Rivolta che a Roma si traduce in uno sciopero selvaggio, senza preavviso, che blocca mezza città senza che nessuno fosse stato avvisato. Rivolta che a Napoli prende le sembianze di un gruppo sostanzioso di negozianti che, inferociti con la Ztl che gli toglie clienti, mettono a ferro e fuoco la città e ne prendono il controllo, costringendo tutti i negozi a restare chiusi e impedendo alla gente di entrare nei pochi esercizi aperti.

Una rivolta, quella di Napoli, iniziata pacificamente, in mattinata, in piazza Carita con un corteo. Poi la tensione si alza. Un gruppo arriva davanti al Municipio di Napoli, esplodono petardi e bombe carta, l’aria è pesante. Un altro gruppo aggredisce, verbalmente, i negozianti che sono rimasti aperti. Alcuni rovesciano tavolini e sedie contro una trattoria in via Medina, aperta. Tutto sotto le urla di  “Siete una vergogna, non siete napoletani, chiudete”. Una scena che si ripete per tutti i negozi rimasti aperti, con i commessi terrorizzati, costretti a rifugiarsi all’interno e a chiudere la porta a chiave.

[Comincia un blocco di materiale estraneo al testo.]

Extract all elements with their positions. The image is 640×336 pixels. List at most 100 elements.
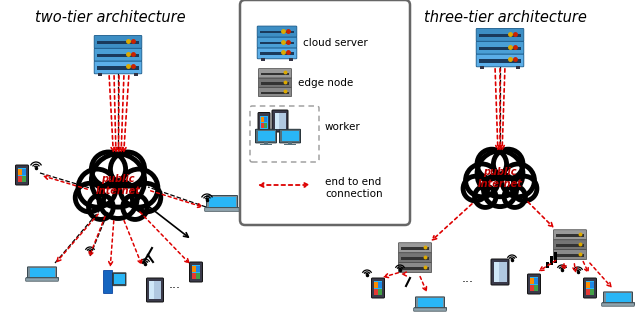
FancyBboxPatch shape	[259, 69, 292, 78]
Bar	[546, 262, 549, 268]
Bar	[98, 73, 102, 76]
FancyBboxPatch shape	[491, 259, 509, 285]
Bar	[282, 131, 298, 141]
FancyBboxPatch shape	[527, 274, 541, 294]
Bar	[556, 235, 584, 237]
FancyBboxPatch shape	[205, 208, 239, 211]
FancyBboxPatch shape	[189, 262, 202, 282]
FancyBboxPatch shape	[147, 278, 163, 302]
Circle shape	[465, 164, 499, 197]
FancyBboxPatch shape	[113, 273, 126, 286]
FancyBboxPatch shape	[476, 29, 524, 41]
Bar	[534, 285, 538, 291]
FancyBboxPatch shape	[371, 278, 385, 298]
Circle shape	[484, 174, 516, 207]
Bar	[29, 268, 54, 277]
Bar	[378, 282, 381, 288]
FancyBboxPatch shape	[398, 263, 431, 272]
FancyBboxPatch shape	[94, 61, 142, 74]
Bar	[590, 282, 593, 288]
Bar	[493, 261, 499, 282]
Bar	[586, 281, 595, 295]
Bar	[414, 307, 446, 309]
Text: public
Internet: public Internet	[477, 167, 522, 189]
Bar	[18, 169, 22, 175]
Circle shape	[76, 183, 104, 212]
FancyBboxPatch shape	[28, 267, 56, 279]
Bar	[97, 66, 139, 70]
Bar	[378, 289, 381, 294]
Bar	[149, 281, 154, 299]
Bar	[18, 168, 26, 182]
Bar	[260, 116, 268, 128]
Text: public
Internet: public Internet	[95, 174, 140, 196]
FancyBboxPatch shape	[258, 113, 270, 131]
FancyBboxPatch shape	[26, 278, 58, 281]
Bar	[114, 274, 125, 284]
Text: worker: worker	[325, 122, 361, 132]
Circle shape	[493, 149, 523, 179]
Bar	[261, 58, 265, 61]
FancyBboxPatch shape	[257, 48, 297, 59]
Circle shape	[123, 195, 147, 219]
Bar	[196, 272, 200, 279]
FancyBboxPatch shape	[554, 230, 587, 240]
Bar	[284, 144, 296, 145]
Text: ...: ...	[462, 271, 474, 285]
Bar	[97, 53, 139, 57]
Bar	[209, 197, 236, 207]
FancyBboxPatch shape	[476, 41, 524, 54]
Bar	[586, 282, 589, 288]
Bar	[586, 289, 589, 294]
Text: end to end
connection: end to end connection	[325, 177, 383, 199]
Bar	[261, 73, 289, 75]
Bar	[534, 278, 538, 284]
Bar	[556, 254, 584, 257]
FancyBboxPatch shape	[104, 270, 113, 294]
Bar	[260, 31, 294, 34]
FancyBboxPatch shape	[257, 26, 297, 37]
Circle shape	[92, 152, 125, 186]
FancyBboxPatch shape	[554, 240, 587, 250]
Bar	[18, 175, 22, 181]
Bar	[192, 266, 195, 272]
Text: cloud server: cloud server	[303, 38, 368, 48]
Bar	[590, 289, 593, 294]
Bar	[374, 289, 378, 294]
FancyBboxPatch shape	[259, 87, 292, 97]
Circle shape	[477, 151, 523, 197]
FancyBboxPatch shape	[207, 196, 237, 209]
Bar	[289, 58, 293, 61]
Circle shape	[132, 183, 161, 212]
Circle shape	[92, 154, 145, 207]
Bar	[554, 252, 557, 263]
Circle shape	[88, 195, 113, 219]
Bar	[556, 244, 584, 247]
Bar	[264, 142, 268, 144]
FancyBboxPatch shape	[415, 297, 445, 309]
Circle shape	[504, 186, 525, 207]
FancyBboxPatch shape	[602, 303, 634, 306]
Circle shape	[78, 169, 116, 207]
Circle shape	[477, 149, 507, 179]
FancyBboxPatch shape	[94, 48, 142, 61]
Bar	[479, 34, 521, 37]
Bar	[530, 277, 538, 291]
Bar	[479, 59, 521, 62]
Bar	[479, 46, 521, 50]
Bar	[22, 175, 26, 181]
Circle shape	[475, 186, 496, 207]
Circle shape	[99, 180, 137, 218]
Bar	[275, 113, 285, 129]
Circle shape	[512, 176, 537, 201]
FancyBboxPatch shape	[584, 278, 596, 298]
FancyBboxPatch shape	[604, 292, 632, 304]
Bar	[530, 278, 534, 284]
Bar	[260, 123, 264, 128]
FancyBboxPatch shape	[476, 54, 524, 67]
Bar	[192, 272, 195, 279]
FancyBboxPatch shape	[413, 308, 446, 311]
FancyBboxPatch shape	[272, 110, 288, 132]
FancyBboxPatch shape	[259, 78, 292, 87]
Bar	[260, 144, 272, 145]
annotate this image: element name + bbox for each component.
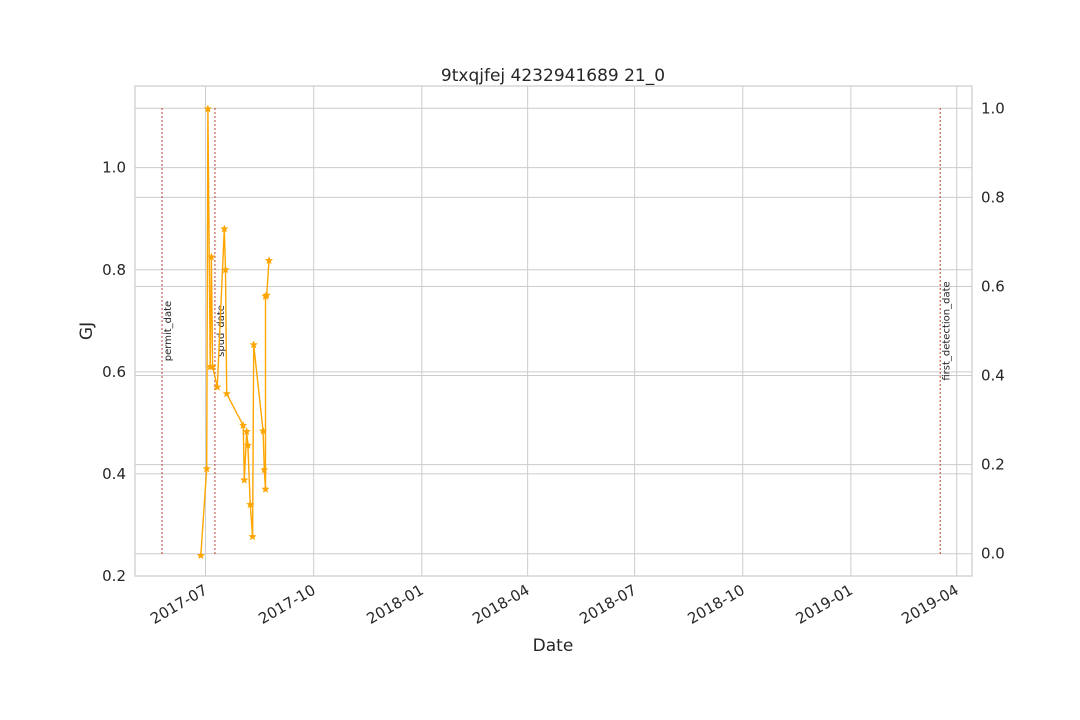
data-point [202, 464, 211, 473]
data-point [208, 362, 217, 371]
data-point [196, 551, 206, 560]
plot-area [135, 86, 972, 576]
y2-tick-label: 0.2 [981, 456, 1005, 474]
chart-title: 9txqjfej 4232941689 21_0 [441, 66, 665, 86]
data-point [222, 389, 231, 398]
y2-tick-labels: 0.0 0.2 0.4 0.6 0.8 1.0 [981, 99, 1005, 562]
y2-grid [135, 107, 972, 555]
event-label-first_detection_date: first_detection_date [941, 281, 952, 380]
data-point [221, 265, 230, 274]
y2-tick-label: 0.0 [981, 545, 1005, 563]
y-tick-label: 0.8 [102, 261, 126, 279]
y-tick-label: 0.4 [102, 465, 126, 483]
data-point [260, 465, 269, 474]
data-point [238, 420, 248, 430]
data-point [207, 252, 216, 261]
y2-tick-label: 1.0 [981, 99, 1005, 117]
data-point [264, 256, 274, 265]
x-axis-title: Date [533, 636, 574, 656]
series-layer [196, 104, 274, 560]
data-point [243, 440, 253, 449]
data-point [242, 427, 251, 436]
plot-frame [134, 85, 973, 577]
data-point [213, 382, 222, 391]
event-label-permit_date: permit_date [163, 301, 174, 361]
event-lines: permit_date spud_date first_detection_date [161, 108, 952, 554]
y2-tick-label: 0.4 [981, 367, 1005, 385]
y2-tick-label: 0.6 [981, 277, 1005, 295]
data-point [203, 104, 213, 113]
event-label-spud_date: spud_date [216, 305, 227, 357]
y-tick-label: 1.0 [102, 159, 126, 177]
y2-tick-label: 0.8 [981, 188, 1005, 206]
data-point [240, 475, 249, 484]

Tanto è il potere che i negozianti esercitano con la loro rivolta sulla città, che chiudono quasi tutti i negozi, anche quelli che rimanevano aperti la domenica quando non era permesso.

5 x 1000

Serrande abbassate, dunque, con l’eccezione dei bar e di qualche negozio direttamente dipendente dalle grandi catena, lungo Via Toledo, per tutta la city, e in tutte le strade limitrofe. In centro chiudono anche i bar, compreso lo storico Gambrinus, ritirando i tavoli e le sedie; chiudono le poche edicole aperte.

A Roma dalla mattina gli autisti delle linee periferiche della Capitale a sorpresa hanno incrociato le braccia e bloccato i bus d gestiti dal consorzio Tpl: migliaia di pendolari sono rimasti a piedi. Molte linee non garantiscono il servizio completo, altre sono state soppresse.

La sospensione e le riduzioni di corse delle linee di Roma Tpl hanno interessato diversi quartieri tra cui Tiburtino, Spinaceto, Salario, Boccea, Cassia, Prenestina, San Basilio. Lo sciopero improvviso non ha interessato i lavoratori delle linee gestite da Atac ma già la notte tra martedì e mercoledì la protesta degli autisti di Roma Tpl, che per conto di Atac gestiscono le linee notturne, ha provocato numerosi disagi con la soppressione di alcune linee.

Anche questa, una protesta per la crisi. Il settore è in crisi da tempo a causa del taglio dei finanziamenti pubblici e dei costi di gestione e manutenzione dei veicoli. La società privata Tpl Scarl, che affianca Atac con oltre 35 milioni di chilometri vettura, pari al 30% dell’intera offerta di mobilità su gomma, ha operato una serie di tagli ai salari dei dipendenti a seconda del grado e dell’anzianità. Da qui le proteste e gli scioperi: la società replica di avere “finito i soldi”. L’azienda sostiene di non avere liquidità e non poter più “anticipare il denaro che ci deve la Regione Lazio per legge e che aspettiamo ormai da tre anni”.